Studies (e.g., Burke 2018; Dolmage 2017; Arday 2018) show that academia leaves students and scholars who are racialised as non-white or are disabled to struggle with various forms of exclusion, despite their claimed diversity and accessibility policies (Ahmed 2012; Brown & Leigh 2018). There is also research evidence how class-based institutional violence during academic studies causes a sense of inadequacy and not belonging among working-class students (e.g. Käyhkö 2020).

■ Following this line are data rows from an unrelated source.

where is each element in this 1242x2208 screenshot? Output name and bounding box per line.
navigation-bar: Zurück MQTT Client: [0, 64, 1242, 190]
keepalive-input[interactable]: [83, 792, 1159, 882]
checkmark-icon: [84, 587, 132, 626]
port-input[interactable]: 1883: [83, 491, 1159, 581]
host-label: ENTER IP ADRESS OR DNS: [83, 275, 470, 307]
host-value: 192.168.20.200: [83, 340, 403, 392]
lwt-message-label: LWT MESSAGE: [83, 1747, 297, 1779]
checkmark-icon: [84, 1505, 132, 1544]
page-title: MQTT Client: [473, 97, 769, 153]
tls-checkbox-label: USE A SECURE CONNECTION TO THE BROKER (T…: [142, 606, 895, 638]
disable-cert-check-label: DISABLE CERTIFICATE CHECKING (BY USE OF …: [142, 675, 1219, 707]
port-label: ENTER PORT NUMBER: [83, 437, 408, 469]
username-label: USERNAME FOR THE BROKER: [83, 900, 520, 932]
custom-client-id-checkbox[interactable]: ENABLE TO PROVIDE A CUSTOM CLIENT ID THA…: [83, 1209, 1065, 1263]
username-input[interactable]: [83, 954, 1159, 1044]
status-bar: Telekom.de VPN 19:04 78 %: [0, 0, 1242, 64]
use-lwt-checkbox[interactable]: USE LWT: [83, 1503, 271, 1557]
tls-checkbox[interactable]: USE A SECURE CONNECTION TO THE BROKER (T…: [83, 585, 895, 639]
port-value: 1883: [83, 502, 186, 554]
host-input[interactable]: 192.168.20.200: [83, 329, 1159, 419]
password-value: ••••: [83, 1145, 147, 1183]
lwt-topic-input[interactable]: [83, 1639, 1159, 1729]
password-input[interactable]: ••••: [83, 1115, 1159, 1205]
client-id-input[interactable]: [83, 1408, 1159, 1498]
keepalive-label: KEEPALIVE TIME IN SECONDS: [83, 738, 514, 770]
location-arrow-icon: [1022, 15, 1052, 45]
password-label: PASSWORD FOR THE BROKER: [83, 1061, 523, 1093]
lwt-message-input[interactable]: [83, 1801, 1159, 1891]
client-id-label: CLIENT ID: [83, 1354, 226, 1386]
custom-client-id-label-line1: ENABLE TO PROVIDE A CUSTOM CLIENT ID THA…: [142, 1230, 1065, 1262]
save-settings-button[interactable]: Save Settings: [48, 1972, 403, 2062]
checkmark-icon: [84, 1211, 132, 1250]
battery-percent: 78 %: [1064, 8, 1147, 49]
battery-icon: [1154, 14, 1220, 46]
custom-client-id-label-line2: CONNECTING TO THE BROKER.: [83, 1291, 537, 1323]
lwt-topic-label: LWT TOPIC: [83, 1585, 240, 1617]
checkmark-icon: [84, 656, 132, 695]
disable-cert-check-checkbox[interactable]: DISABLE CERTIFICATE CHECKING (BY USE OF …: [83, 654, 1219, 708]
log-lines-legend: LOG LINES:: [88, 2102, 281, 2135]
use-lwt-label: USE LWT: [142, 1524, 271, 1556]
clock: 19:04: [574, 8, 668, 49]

The symposium papers deal with the theories deriving from critical disability studies, critical race and whiteness studies, sociology of education and from theories concerning emancipatory knowledge production. The concepts of ableism, racialization, social (in)equality, belonging and the politics of belonging are utilized in analyzing the practices, cultures and experiences within the university education from the basis of various research projects. Methodologically, the research presented and discussed in this symposium covers and explores approaches of narrative, life-historical and collective participatory memory work studies.
References
Ahmed, S. (2012) On being included. Racism and diversity in institutional life. London: Duke University Press. Arday, J. (2018) Being black, male and academic: Navigating the white academy. In Arday, J. & Mirza, H., S. Dismantling race in higher education. London: Palgrave Macmillan. Brown, N. & Leigh, J. (2018) Ableism in academia: where are the disabled and ill academics? Disability & Society, 33:6, 985-989. Burke, P. J. (2018) Trans/forming pedagogical spaces: Race, belonging and recognition in higher education. In Arday, J. & Mirza, H., S. Dismantling race in higher education. London: Palgrave Macmillan. Dolmage, T. (2017) Academic ableism. Disability and higher education. Michigan University Prs. Käyhkö, M. (2020) “Osaanko mä nyt olla tarpeeks yliopistollinen?” Työläistaustaiset yliopistoopettajanaiset ja luokan kokemukset. Sosiologia 57(1). 7-25. Puwar, N. (2004) Space invaders: race, gender and bodies out of place. Berg.